I spin in a circle, taking it in, the doorman in uniform, the sign outside that reads Spacious, Open-plan Lofts for Sale. Inquire Inside. I know where I am. I’ve been here before.

Just like that, I’m standing at Liam’s front door.

I didn’t know I was coming here. I didn’t come here on purpose. But here I am, and now that I’m here, I make an attempt to scoot past the doorman and into the building. Because maybe Liam can help me think this through. The little girl in the car accident, the man in the garden. He’ll make me see that there’s nothing sordid going on. That it’s only a coincidence.

The doorman stands on the curb, hailing a cab for a resident. “Can I help you, miss?” he asks, catching sight of me out of the corner of his eye, as he steers the resident into the back seat of the cab and closes the door for her.

He steps closer to me. “I’m here to see Liam,” I say.

His smile is mocking. Wary. “Liam who?” he asks, playing dumb, and I freeze, realizing only then that I don’t have a last name. That to me he’s just Liam. That until yesterday he wasn’t even that, because before yesterday he didn’t have a name. He was only the guy from the hospital, the one with the blue eyes.

But I also realize that the doorman knows fully well what Liam’s last name is. He isn’t curious. He’s testing me, checking to see how well I know Liam before he lets me in.

“I don’t know his last name,” I admit, feeling uncomfortable as my feet shift in place. At first he’s hesitant, not sure he wants to phone Liam or not. For all he knows, I’m someone Liam is avoiding, someone he doesn’t want to see. And that’s his job, to keep unwanted visitors at bay, unwanted visitors like me.

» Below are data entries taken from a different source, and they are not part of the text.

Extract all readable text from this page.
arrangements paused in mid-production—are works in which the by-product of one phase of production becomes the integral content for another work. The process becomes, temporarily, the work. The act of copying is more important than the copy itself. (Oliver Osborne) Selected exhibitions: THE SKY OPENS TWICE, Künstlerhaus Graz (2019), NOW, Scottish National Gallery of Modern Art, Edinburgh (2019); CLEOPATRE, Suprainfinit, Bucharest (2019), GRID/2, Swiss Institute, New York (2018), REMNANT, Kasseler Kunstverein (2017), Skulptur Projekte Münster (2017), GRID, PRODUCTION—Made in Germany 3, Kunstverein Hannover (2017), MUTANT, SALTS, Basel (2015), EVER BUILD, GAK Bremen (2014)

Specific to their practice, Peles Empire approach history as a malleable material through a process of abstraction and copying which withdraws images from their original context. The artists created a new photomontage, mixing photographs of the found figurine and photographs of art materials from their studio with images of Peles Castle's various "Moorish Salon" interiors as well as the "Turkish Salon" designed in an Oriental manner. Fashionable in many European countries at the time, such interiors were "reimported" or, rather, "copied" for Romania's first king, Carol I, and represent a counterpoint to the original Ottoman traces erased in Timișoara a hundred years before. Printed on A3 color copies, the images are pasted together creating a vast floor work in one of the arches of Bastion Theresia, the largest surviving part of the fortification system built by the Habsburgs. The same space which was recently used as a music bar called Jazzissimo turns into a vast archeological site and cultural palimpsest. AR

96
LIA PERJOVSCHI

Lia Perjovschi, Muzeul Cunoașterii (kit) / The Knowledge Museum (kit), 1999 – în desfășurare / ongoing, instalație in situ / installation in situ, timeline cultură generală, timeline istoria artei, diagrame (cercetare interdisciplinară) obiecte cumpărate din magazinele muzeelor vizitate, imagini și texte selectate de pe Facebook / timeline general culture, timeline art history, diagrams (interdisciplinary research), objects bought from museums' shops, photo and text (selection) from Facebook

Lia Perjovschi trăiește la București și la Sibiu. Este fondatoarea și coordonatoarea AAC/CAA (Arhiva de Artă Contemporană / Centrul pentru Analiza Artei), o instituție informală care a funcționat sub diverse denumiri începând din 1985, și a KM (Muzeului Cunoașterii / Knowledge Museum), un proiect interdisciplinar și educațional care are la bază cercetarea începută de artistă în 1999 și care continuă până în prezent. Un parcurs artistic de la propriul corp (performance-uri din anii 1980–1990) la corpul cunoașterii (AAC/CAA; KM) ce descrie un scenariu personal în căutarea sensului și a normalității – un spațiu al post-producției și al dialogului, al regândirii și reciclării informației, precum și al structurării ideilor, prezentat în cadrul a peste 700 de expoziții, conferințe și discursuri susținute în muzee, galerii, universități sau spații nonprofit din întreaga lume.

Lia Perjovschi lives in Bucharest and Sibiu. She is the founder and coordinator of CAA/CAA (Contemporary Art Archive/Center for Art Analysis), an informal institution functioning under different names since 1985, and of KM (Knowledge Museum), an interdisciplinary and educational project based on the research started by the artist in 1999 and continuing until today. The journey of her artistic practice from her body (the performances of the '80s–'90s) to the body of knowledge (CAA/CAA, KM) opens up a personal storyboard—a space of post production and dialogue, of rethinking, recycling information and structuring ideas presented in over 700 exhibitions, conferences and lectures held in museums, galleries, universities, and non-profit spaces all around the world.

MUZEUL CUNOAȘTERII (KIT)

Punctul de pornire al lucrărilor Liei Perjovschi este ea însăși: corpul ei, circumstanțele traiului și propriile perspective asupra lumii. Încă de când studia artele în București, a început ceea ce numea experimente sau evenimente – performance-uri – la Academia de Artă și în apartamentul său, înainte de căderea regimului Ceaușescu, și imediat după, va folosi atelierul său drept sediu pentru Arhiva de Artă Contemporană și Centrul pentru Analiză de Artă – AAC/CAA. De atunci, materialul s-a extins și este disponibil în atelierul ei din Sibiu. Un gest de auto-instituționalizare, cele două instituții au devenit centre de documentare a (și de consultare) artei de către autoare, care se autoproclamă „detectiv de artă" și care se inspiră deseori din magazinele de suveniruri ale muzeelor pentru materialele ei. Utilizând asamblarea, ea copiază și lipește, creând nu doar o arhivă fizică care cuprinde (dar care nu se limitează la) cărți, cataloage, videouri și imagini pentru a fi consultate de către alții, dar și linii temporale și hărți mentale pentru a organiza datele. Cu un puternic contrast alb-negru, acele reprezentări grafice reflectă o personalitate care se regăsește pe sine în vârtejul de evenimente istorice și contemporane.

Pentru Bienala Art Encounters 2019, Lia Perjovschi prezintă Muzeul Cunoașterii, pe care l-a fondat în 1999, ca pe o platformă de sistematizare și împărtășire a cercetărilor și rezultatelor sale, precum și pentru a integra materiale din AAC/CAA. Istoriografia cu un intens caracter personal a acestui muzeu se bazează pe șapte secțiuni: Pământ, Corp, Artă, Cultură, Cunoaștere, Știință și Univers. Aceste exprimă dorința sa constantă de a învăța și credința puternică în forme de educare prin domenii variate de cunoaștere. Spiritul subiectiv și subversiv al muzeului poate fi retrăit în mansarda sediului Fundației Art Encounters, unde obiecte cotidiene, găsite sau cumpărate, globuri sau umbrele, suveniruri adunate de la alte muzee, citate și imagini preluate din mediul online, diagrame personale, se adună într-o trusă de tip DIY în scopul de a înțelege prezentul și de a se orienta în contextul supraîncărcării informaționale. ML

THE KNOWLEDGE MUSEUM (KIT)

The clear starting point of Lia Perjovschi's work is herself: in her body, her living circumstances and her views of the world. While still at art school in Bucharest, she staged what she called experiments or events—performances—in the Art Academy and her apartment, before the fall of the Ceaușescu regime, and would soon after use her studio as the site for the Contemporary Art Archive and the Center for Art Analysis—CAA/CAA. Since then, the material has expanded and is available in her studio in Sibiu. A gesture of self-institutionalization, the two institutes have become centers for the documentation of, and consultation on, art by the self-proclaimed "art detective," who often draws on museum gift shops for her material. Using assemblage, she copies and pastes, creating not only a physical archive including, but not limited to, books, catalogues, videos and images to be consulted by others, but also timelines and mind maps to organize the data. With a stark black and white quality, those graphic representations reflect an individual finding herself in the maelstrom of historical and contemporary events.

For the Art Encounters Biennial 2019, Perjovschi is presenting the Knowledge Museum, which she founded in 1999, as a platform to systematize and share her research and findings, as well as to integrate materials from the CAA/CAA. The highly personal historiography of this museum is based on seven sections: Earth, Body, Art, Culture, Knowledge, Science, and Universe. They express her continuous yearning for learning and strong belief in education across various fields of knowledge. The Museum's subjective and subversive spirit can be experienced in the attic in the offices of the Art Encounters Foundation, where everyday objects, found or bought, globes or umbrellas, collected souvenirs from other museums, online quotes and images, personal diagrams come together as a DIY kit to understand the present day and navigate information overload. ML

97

He sizes me up and down. He asks twice what my name is. Both times I say Jessie, though for the first time I start to doubt that it is. I feel disheveled, disoriented, and though I have no idea what I look like, I can see it in the doorman’s eyes. It’s not good. I run my hands through my hair; I rub at my twitching eyes.

“Is Liam expecting you?” he asks, and I’m not quick enough on my feet to lie. I tell him no.

“Can you call him for me, please?” I plead, the desperation in my voice palpable to both him and me.

The doorman reluctantly phones Liam for me, but Liam doesn’t answer his call. “He’s not home,” he tells me, setting the phone down. I feel the skeptic in me start to take hold. He’s lying. He didn’t call him. He only pretended he did, but he didn’t. I think that maybe the number he dialed wasn’t Liam at all, or maybe he didn’t push enough digits for the call to go through. Or he hung up before Liam had a chance to answer.

I’m about to get angry, but then I remember. The funeral. Liam’s brother’s funeral is today. He’s at the funeral. He’s not home.